If you want to approach directly using definitions...
It may help you to think instead of rearranging the letters in $\color{red}{RAC}E\color{blue}{CAR}$.
We have then your event $B$ corresponds to beginning with $ACE$ where $A$ and $C$ are of either color.
Since every letter in this rephrased problem are distinct, we can treat the sample space as being of size $7!$
To calculate $Pr(B)$, we first count $|B|$. Pick which color the leading $A$ is, pick which color the leading $C$ is. You are left with the remaining $A$ and $C$ as well as both $R$'s to arrange at the end. Dividing by the sample space size, we have then$Pr(B)=\frac{2\cdot 2\cdot 4!}{7!}=\frac{2}{105}$, not $\frac{1}{21}$ like you wrote in your attempt.

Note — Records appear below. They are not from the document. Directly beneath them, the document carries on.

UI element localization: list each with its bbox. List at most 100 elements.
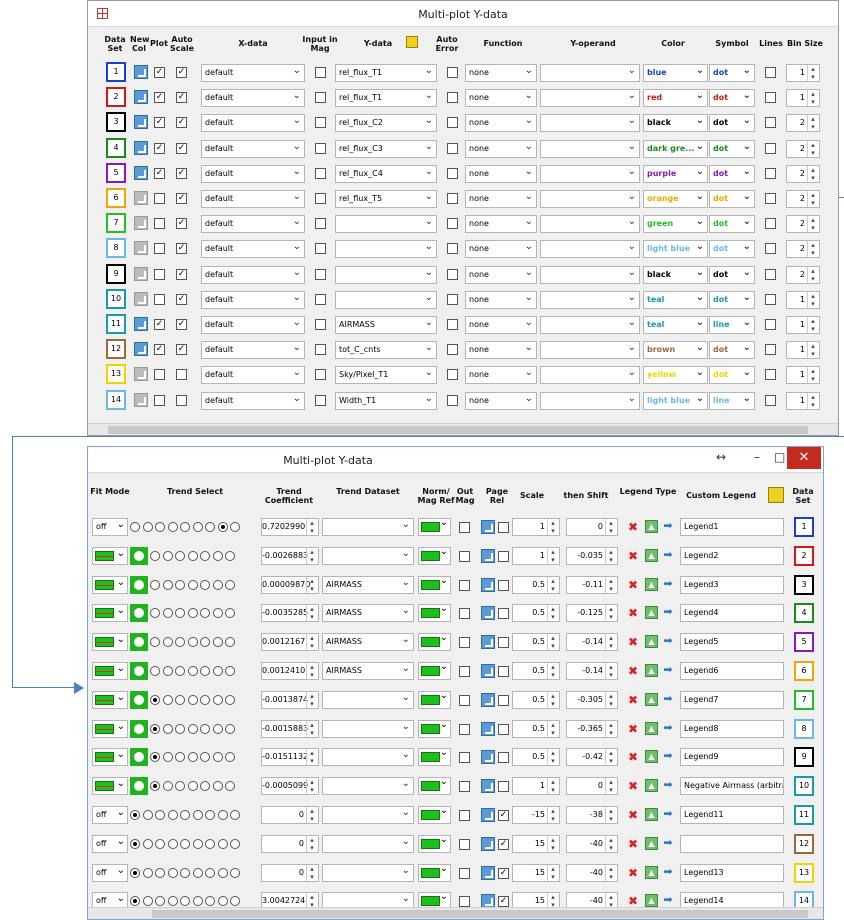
trend-radio[interactable] xyxy=(205,896,215,907)
trend-radio[interactable] xyxy=(212,723,223,734)
minimize-button[interactable]: – xyxy=(754,450,760,464)
scale-spinner[interactable]: 15 xyxy=(512,863,560,882)
trend-radio[interactable] xyxy=(142,838,153,849)
scrollbar-thumb[interactable] xyxy=(108,426,808,434)
trend-radio[interactable] xyxy=(205,522,215,532)
legend-up-icon[interactable]: ▲ xyxy=(645,721,658,735)
inputmag-checkbox[interactable] xyxy=(315,67,326,78)
trend-radio[interactable] xyxy=(162,752,173,763)
shift-spinner[interactable]: -0.42 xyxy=(566,748,618,767)
trend-radio[interactable] xyxy=(217,810,228,820)
trend-radio[interactable] xyxy=(150,723,160,734)
trend-radio[interactable] xyxy=(134,579,144,590)
legend-up-icon[interactable]: ▲ xyxy=(645,664,658,677)
trend-radio[interactable] xyxy=(150,694,160,705)
trend-radio[interactable] xyxy=(200,666,210,676)
autoscale-checkbox[interactable]: ✓ xyxy=(176,67,187,78)
dataset-button[interactable]: 7 xyxy=(794,689,814,710)
horizontal-scrollbar[interactable] xyxy=(88,907,823,919)
trend-radio[interactable] xyxy=(150,550,160,561)
autoscale-checkbox[interactable]: ✓ xyxy=(176,268,187,280)
lines-checkbox[interactable] xyxy=(765,193,776,204)
remove-legend-icon[interactable]: ✖ xyxy=(628,838,640,850)
outmag-checkbox[interactable] xyxy=(459,637,470,649)
dataset-button[interactable]: 6 xyxy=(106,188,126,208)
binsize-spinner[interactable]: 1 xyxy=(786,366,820,385)
scale-spinner[interactable]: 1 xyxy=(512,546,560,565)
function-select[interactable]: none xyxy=(465,64,537,82)
trend-dataset-select[interactable] xyxy=(322,518,414,536)
xdata-select[interactable]: default xyxy=(201,89,305,108)
trend-radio[interactable] xyxy=(187,666,198,676)
lines-checkbox[interactable] xyxy=(765,167,776,179)
symbol-select[interactable]: dot xyxy=(709,366,755,385)
remove-legend-icon[interactable]: ✖ xyxy=(628,867,640,879)
custom-legend-field[interactable]: Negative Airmass (arbitrarily xyxy=(680,777,784,796)
inputmag-checkbox[interactable] xyxy=(315,117,326,129)
function-select[interactable]: none xyxy=(465,341,537,360)
ydata-select[interactable]: AIRMASS xyxy=(335,316,437,334)
trend-radio[interactable] xyxy=(155,522,165,532)
newcol-icon[interactable] xyxy=(134,392,148,407)
binsize-spinner[interactable]: 1 xyxy=(786,341,820,360)
symbol-select[interactable]: dot xyxy=(709,139,755,158)
autoerror-checkbox[interactable] xyxy=(447,369,458,381)
normmagref-select[interactable] xyxy=(418,690,451,709)
lines-checkbox[interactable] xyxy=(765,67,776,78)
shift-spinner[interactable]: -40 xyxy=(566,863,618,882)
autoerror-checkbox[interactable] xyxy=(447,344,458,356)
lines-checkbox[interactable] xyxy=(765,369,776,381)
yoperand-select[interactable] xyxy=(540,341,640,360)
dataset-button[interactable]: 2 xyxy=(106,87,126,108)
legend-up-icon[interactable]: ▲ xyxy=(645,548,658,562)
symbol-select[interactable]: dot xyxy=(709,89,755,108)
legend-right-icon[interactable]: ➡ xyxy=(661,520,675,533)
outmag-checkbox[interactable] xyxy=(459,666,470,677)
trend-radio[interactable] xyxy=(150,579,160,590)
shift-spinner[interactable]: -0.14 xyxy=(566,633,618,652)
xdata-select[interactable]: default xyxy=(201,265,305,284)
autoerror-checkbox[interactable] xyxy=(447,394,458,406)
legend-right-icon[interactable]: ➡ xyxy=(661,836,675,850)
dataset-button[interactable]: 2 xyxy=(794,545,814,566)
legend-up-icon[interactable]: ▲ xyxy=(645,606,658,620)
trend-radio[interactable] xyxy=(175,752,185,763)
plot-checkbox[interactable] xyxy=(154,193,165,204)
trend-radio[interactable] xyxy=(130,896,140,907)
trend-radio[interactable] xyxy=(150,637,160,648)
pagerel-checkbox[interactable] xyxy=(498,781,509,793)
binsize-spinner[interactable]: 1 xyxy=(786,391,820,410)
normmagref-select[interactable] xyxy=(418,776,451,796)
trend-radio[interactable] xyxy=(212,637,223,648)
trend-radio[interactable] xyxy=(225,723,235,734)
lines-checkbox[interactable] xyxy=(765,117,776,129)
binsize-spinner[interactable]: 2 xyxy=(786,114,820,133)
pagerel-icon[interactable] xyxy=(481,692,495,707)
custom-legend-field[interactable]: Legend6 xyxy=(680,662,784,680)
newcol-icon[interactable] xyxy=(134,317,148,331)
trend-radio[interactable] xyxy=(187,579,198,590)
ydata-select[interactable]: tot_C_cnts xyxy=(335,341,437,360)
autoerror-checkbox[interactable] xyxy=(447,268,458,280)
remove-legend-icon[interactable]: ✖ xyxy=(628,723,640,735)
normmagref-select[interactable] xyxy=(418,632,451,652)
normmagref-select[interactable] xyxy=(418,661,451,680)
trend-coef-spinner[interactable]: -0.0035285 xyxy=(261,604,319,623)
custom-legend-field[interactable]: Legend3 xyxy=(680,575,784,594)
legend-right-icon[interactable]: ➡ xyxy=(661,606,675,619)
binsize-spinner[interactable]: 2 xyxy=(786,215,820,234)
trend-radio[interactable] xyxy=(150,608,160,619)
trend-coef-spinner[interactable]: -0.0005099 xyxy=(261,777,319,796)
dataset-button[interactable]: 3 xyxy=(106,112,126,133)
newcol-icon[interactable] xyxy=(134,165,148,180)
trend-radio[interactable] xyxy=(225,550,235,561)
dataset-button[interactable]: 11 xyxy=(794,805,814,825)
color-select[interactable]: light blue xyxy=(643,240,708,259)
pagerel-checkbox[interactable]: ✓ xyxy=(498,810,509,821)
trend-dataset-select[interactable]: AIRMASS xyxy=(322,633,414,652)
dataset-button[interactable]: 1 xyxy=(794,517,814,537)
legend-up-icon[interactable]: ▲ xyxy=(645,635,658,649)
pagerel-icon[interactable] xyxy=(481,721,495,736)
resize-icon[interactable]: ↔ xyxy=(716,450,726,464)
lines-checkbox[interactable] xyxy=(765,268,776,280)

To calculate $Pr(A\cap B)$, we approach similarly. Pick the color of the leading $A$, pick the color of the leading $C$, pick the color of the final $R$. This leaves only three characters to arrange just before the end. We have then $Pr(A\cap B)=\frac{2\cdot 2\cdot 2\cdot 3!}{7!}=\frac{1}{105}$
We have then $Pr(A\cap B)/Pr(B)=(\frac{1}{105})/(\frac{2}{105})=\frac{1}{2}$
As you have not shared any of your calculations in how you arrived at the numbers you write, I cannot tell you why your calculations are incorrect.